Table of Contents
Problem Statement
“Check if stack elements are pairwise consecutive” problem states that you are given a stack data structure of integer type. Create a function to check if all the given elements are pairwise consecutive ( either in increasing or decreasing order ) or not. If the number of elements given in the stack is even, check all the pairs else leave the element at the top of the given stack. Also, retain the elements of the given stack during the program and print them with the result.
Example
s = [4, 5, -2, -3, 11, 10, 5, 6, 20]
Yes
Explanation: Stack content (from top) after the function call [20 6 5 10 11 -3 -2 5 4]. The number of elements in the stack is odd. Thus 20 doesn’t get paired with any element. But other elements are paired and they are consecutive pairwise.
s = [4, 6, 6, 7, 4, 3]
No
Explanation: Stack content (from top) after the function call [3 4 7 6 6 4]. And since the 4 and 6 have a difference of 2, they are not consecutive. Thus the result is No.

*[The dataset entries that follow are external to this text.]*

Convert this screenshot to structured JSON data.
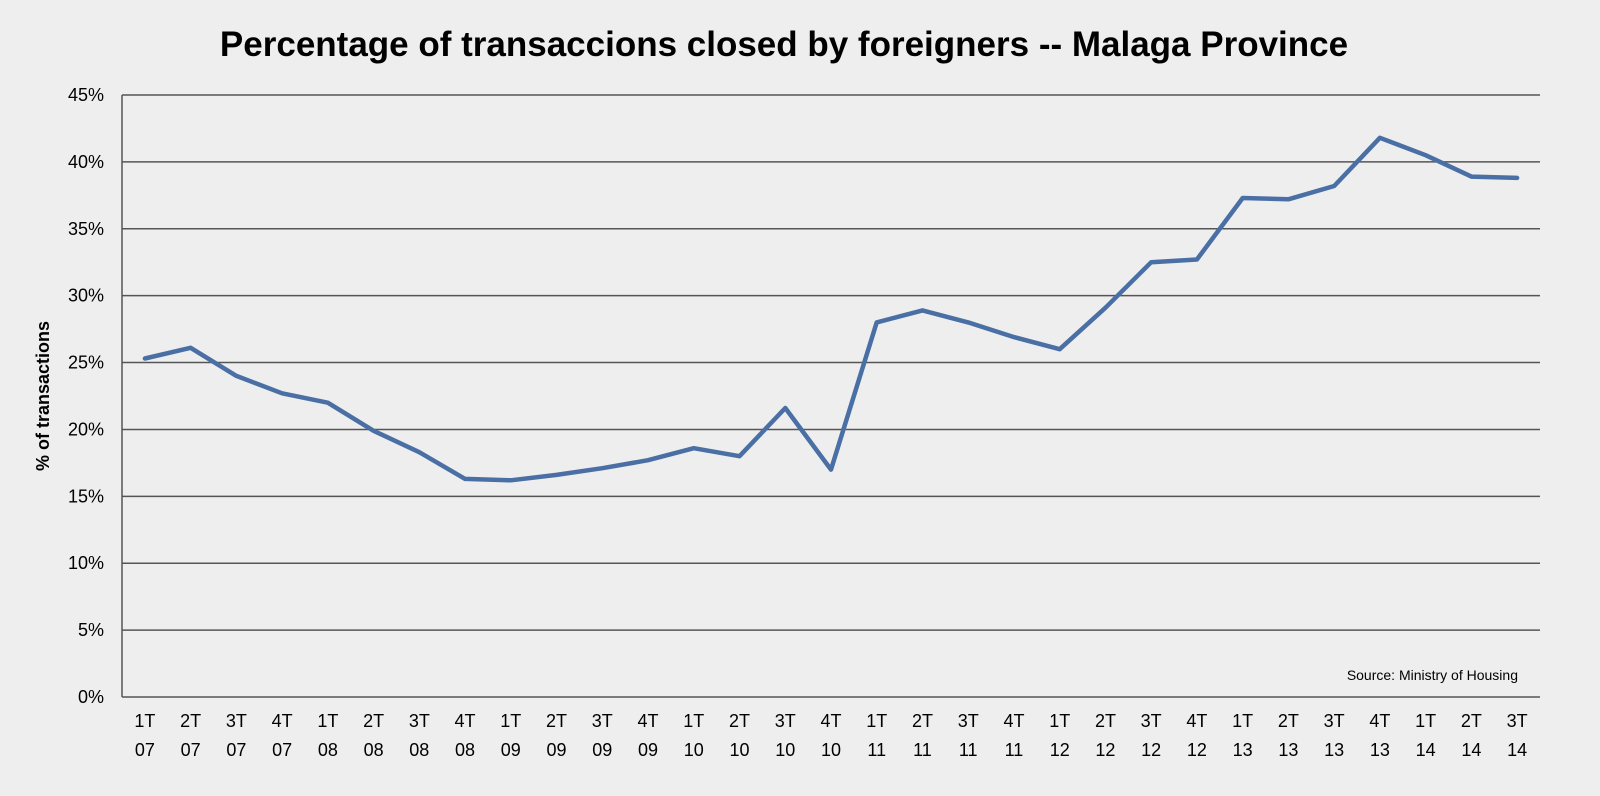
{
  "chart_data": {
    "type": "line",
    "title": "Percentage of transaccions closed by foreigners -- Malaga Province",
    "xlabel": "",
    "ylabel": "% of transactions",
    "source": "Source: Ministry of Housing",
    "ylim": [
      0,
      45
    ],
    "yticks": [
      0,
      5,
      10,
      15,
      20,
      25,
      30,
      35,
      40,
      45
    ],
    "ytick_labels": [
      "0%",
      "5%",
      "10%",
      "15%",
      "20%",
      "25%",
      "30%",
      "35%",
      "40%",
      "45%"
    ],
    "grid": true,
    "legend": "none",
    "categories": [
      [
        "1T",
        "07"
      ],
      [
        "2T",
        "07"
      ],
      [
        "3T",
        "07"
      ],
      [
        "4T",
        "07"
      ],
      [
        "1T",
        "08"
      ],
      [
        "2T",
        "08"
      ],
      [
        "3T",
        "08"
      ],
      [
        "4T",
        "08"
      ],
      [
        "1T",
        "09"
      ],
      [
        "2T",
        "09"
      ],
      [
        "3T",
        "09"
      ],
      [
        "4T",
        "09"
      ],
      [
        "1T",
        "10"
      ],
      [
        "2T",
        "10"
      ],
      [
        "3T",
        "10"
      ],
      [
        "4T",
        "10"
      ],
      [
        "1T",
        "11"
      ],
      [
        "2T",
        "11"
      ],
      [
        "3T",
        "11"
      ],
      [
        "4T",
        "11"
      ],
      [
        "1T",
        "12"
      ],
      [
        "2T",
        "12"
      ],
      [
        "3T",
        "12"
      ],
      [
        "4T",
        "12"
      ],
      [
        "1T",
        "13"
      ],
      [
        "2T",
        "13"
      ],
      [
        "3T",
        "13"
      ],
      [
        "4T",
        "13"
      ],
      [
        "1T",
        "14"
      ],
      [
        "2T",
        "14"
      ],
      [
        "3T",
        "14"
      ]
    ],
    "series": [
      {
        "color": "#4a6fa5",
        "values": [
          25.3,
          26.1,
          24.0,
          22.7,
          22.0,
          19.9,
          18.3,
          16.3,
          16.2,
          16.6,
          17.1,
          17.7,
          18.6,
          18.0,
          21.6,
          17.0,
          28.0,
          28.9,
          28.0,
          26.9,
          26.0,
          29.1,
          32.5,
          32.7,
          37.3,
          37.2,
          38.2,
          41.8,
          40.5,
          38.9,
          38.8
        ]
      }
    ],
    "colors": {
      "background": "#eeeeee",
      "gridline": "#555555",
      "line": "#4a6fa5"
    }
  }
}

Algorithm to Check if stack elements are pairwise consecutive
1. Create a stack data structure of the integer type and insert/push the elements in it. 2. Create another auxiliary stack data structure of the integer type. 3. Traverse while the original stack is not empty and push the element at top of the auxiliary stack and pop the element from the top of the original stack. 4. Create a variable result of the boolean type and set its value as true. 5. Traverse through the auxiliary stack and pop the top 2 elements in the auxiliary stack and store them in 2 integer variables. 6. Check if the absolute difference of both the integer variables is not equal to 1, update the boolean variable result as false. Push / insert both the integer variables in the original stack. 7. Check if the size of the auxiliary stack is equal to 1, Push/insert the element at the top of the auxiliary stack in the original stack. 8. Return the boolean variable result. 9. Check if the returned value is equal to true, print "Yes" else print "No". 10. Print the original stack.
In this problem, we are given an initial original stack that needs to be checked. So, we create an auxiliary stack that is made just because we do not want to lose the original stack. If we did not want to store the initial stack and can modify the initial stack we could have simply taken out the elements from the original stack. So auxiliary stack serves as the stack copy. Now when we have an auxiliary stack, we can remove 2 elements from the top and then we check for connectivity.
Code
C++ Program to Check if stack elements are pairwise consecutive
#include <bits/stdc++.h> using namespace std; bool isConsecutive(stack<int> s){ stack<int> aux; while(!s.empty()){ aux.push(s.top()); s.pop(); } bool result = true; while(aux.empty() > 1){ int x = aux.top(); aux.pop(); int y = aux.top(); aux.pop(); if(abs(x - y) != 1){ result = false; } s.push(x); s.push(y); } if(aux.size() == 1){ s.push(aux.top()); } return result; } int main(){ stack<int> s; s.push(4); s.push(5); s.push(-2); s.push(-3); s.push(11); s.push(10); s.push(5); s.push(6); s.push(20); if(isConsecutive(s)){ cout << "Yes" << endl; } else{ cout << "No" << endl; } cout << "Stack content (from top)" " after function call\n"; while(s.empty() == false){ cout << s.top() << " "; s.pop(); } return 0; }
Yes Stack content (from top) after function call 20 6 5 10 11 -3 -2 5 4
Java Program to Check if stack elements are pairwise consecutive
import java.util.*; class CheckPair{ static boolean isConsecutive(Stack<Integer> s){ Stack<Integer> aux = new Stack<Integer> (); while(!s.isEmpty()){ aux.push(s.peek()); s.pop(); } boolean result = true; while(aux.size() > 1){ int x = aux.peek(); aux.pop(); int y = aux.peek(); aux.pop(); if(Math.abs(x - y) != 1){ result = false; } s.push(x); s.push(y); } if(aux.size() == 1){ s.push(aux.peek()); } return result; } public static void main(String[] args){ Stack<Integer> s = new Stack<Integer> (); s.push(4); s.push(5); s.push(-2); s.push(-3); s.push(11); s.push(10); s.push(5); s.push(6); s.push(20); if(isConsecutive(s)){ System.out.println("Yes"); } else{ System.out.println("No"); } System.out.println("Stack content (from top) after function call"); while(s.isEmpty() == false){ System.out.print(s.peek() + " "); s.pop(); } } }
Yes Stack content (from top) after function call 20 6 5 10 11 -3 -2 5 4
Complexity Analysis
Time Complexity
O(N), where N is the number of elements in the stack.
Space Complexity
O(N), we have used a stack to store N elements. Thus a linear space complexity is achieved.